Equality, Diversity & Inclusion Workstream
Background: SAPC started as the association of university teachers of general practice (AUTGP) at a meeting in Cardiff in 1972. Since then it has grown and evolved to encompass the wider scholarly work undertaken in the field, and the AUTGP was renamed the Society for Academic Primary Care (SAPC) in 2000. SAPC works with national (e.g. RCGP, NIHR) and international (e.g. NAPCRG, AAAPC) organisations… The
society’s three key goals:
- to champion a vision of advancing primary care through education and research
- to build and support a vibrant Academic Primary Care (APC) workforce and
- to create and sustain impact through collaborative action.
We aim to achieve these goals through Raising the profile of (APC) - a distinct discipline driving improvement in primary care through scholarship
Diversity Mission Statement Headline: Excellence in Primary Care for All
SAPC are committed to supporting excellence in Primary Care Scholarship, and we believe that a diverse and inclusive approach to membership is key to success in this. Our ambition is to have a membership that reflects the diverse nature of Primary Care and those that it serves. We feel there is much strength in utilising differences in our backgrounds and the varied ideas that we bring, to advance the agenda and quality of Primary Care research and teaching.
In order to support, build and sustain the academic primary care workforce, we first need to understand the make-up of our membership. Learning from other allied initiatives (e.g. Athena SWAN) we know that data is a key component of EDI, and core to understanding the impact of actions taken.

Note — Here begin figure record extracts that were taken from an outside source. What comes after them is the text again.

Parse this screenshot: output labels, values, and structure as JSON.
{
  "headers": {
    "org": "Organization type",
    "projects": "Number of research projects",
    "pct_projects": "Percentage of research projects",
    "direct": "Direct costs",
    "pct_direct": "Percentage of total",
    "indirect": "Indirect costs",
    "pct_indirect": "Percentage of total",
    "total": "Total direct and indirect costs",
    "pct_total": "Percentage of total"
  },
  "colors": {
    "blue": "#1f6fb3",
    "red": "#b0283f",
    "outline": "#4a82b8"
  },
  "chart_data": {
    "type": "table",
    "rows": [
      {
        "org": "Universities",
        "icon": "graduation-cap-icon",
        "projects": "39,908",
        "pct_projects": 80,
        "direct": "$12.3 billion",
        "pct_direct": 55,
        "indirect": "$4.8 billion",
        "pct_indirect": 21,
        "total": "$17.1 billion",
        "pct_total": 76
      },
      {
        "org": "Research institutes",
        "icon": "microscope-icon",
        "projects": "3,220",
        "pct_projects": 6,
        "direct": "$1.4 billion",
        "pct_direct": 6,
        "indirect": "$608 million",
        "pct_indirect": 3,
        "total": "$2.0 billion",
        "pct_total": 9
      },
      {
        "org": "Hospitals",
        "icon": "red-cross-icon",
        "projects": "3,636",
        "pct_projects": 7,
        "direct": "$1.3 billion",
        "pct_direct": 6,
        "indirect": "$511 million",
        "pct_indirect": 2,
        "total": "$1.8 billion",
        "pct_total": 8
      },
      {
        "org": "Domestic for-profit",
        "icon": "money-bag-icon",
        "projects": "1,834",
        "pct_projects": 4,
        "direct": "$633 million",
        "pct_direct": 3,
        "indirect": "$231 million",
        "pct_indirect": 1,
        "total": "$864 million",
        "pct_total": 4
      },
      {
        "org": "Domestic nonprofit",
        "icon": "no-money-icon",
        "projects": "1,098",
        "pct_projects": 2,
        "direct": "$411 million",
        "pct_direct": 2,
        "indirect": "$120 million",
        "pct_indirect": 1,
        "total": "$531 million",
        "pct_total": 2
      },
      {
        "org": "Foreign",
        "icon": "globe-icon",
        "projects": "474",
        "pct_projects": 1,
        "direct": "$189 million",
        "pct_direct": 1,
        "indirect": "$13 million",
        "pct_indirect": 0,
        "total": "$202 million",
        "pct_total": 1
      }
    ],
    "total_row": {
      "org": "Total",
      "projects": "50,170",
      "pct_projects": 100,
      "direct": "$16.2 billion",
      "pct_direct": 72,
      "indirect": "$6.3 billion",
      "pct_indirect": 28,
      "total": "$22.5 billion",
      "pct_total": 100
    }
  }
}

Questions that may drive our ED&I workstream:
- Are we as a society and community able to recruit, support and retain people from diverse backgrounds to clinical and non-clinical (PHoCuS) roles?
- Are our opportunities equally open to all, including committee and leadership positions? Does the makeup of these committees / positions reflect wider community makeup?
- Do our ways of working and communicating reflect our values with regards to promoting equality and inclusion, and celebrating diversity?
As part of our work, we need to consider and decide:
- What we want and need to know, and how we will collect this information.
- Have a clearly stated intention for our ED&I work, and for the data collection, and a strategy for sharing learning that comes from this work.
- Ensure that the data we collect is secure, sufficiently anonymised, and yet is robust and comparable across institutions and settings.
- How the data will inform practical recommendations, and how these
It is timely that SAPC will convene a working group for the ‘MacKenzie 3’ project, that will look at exploring and understanding the current state of play with regards to the academic primary care workforce in the UK. This project should be sensible of the principles and aims outlined herein.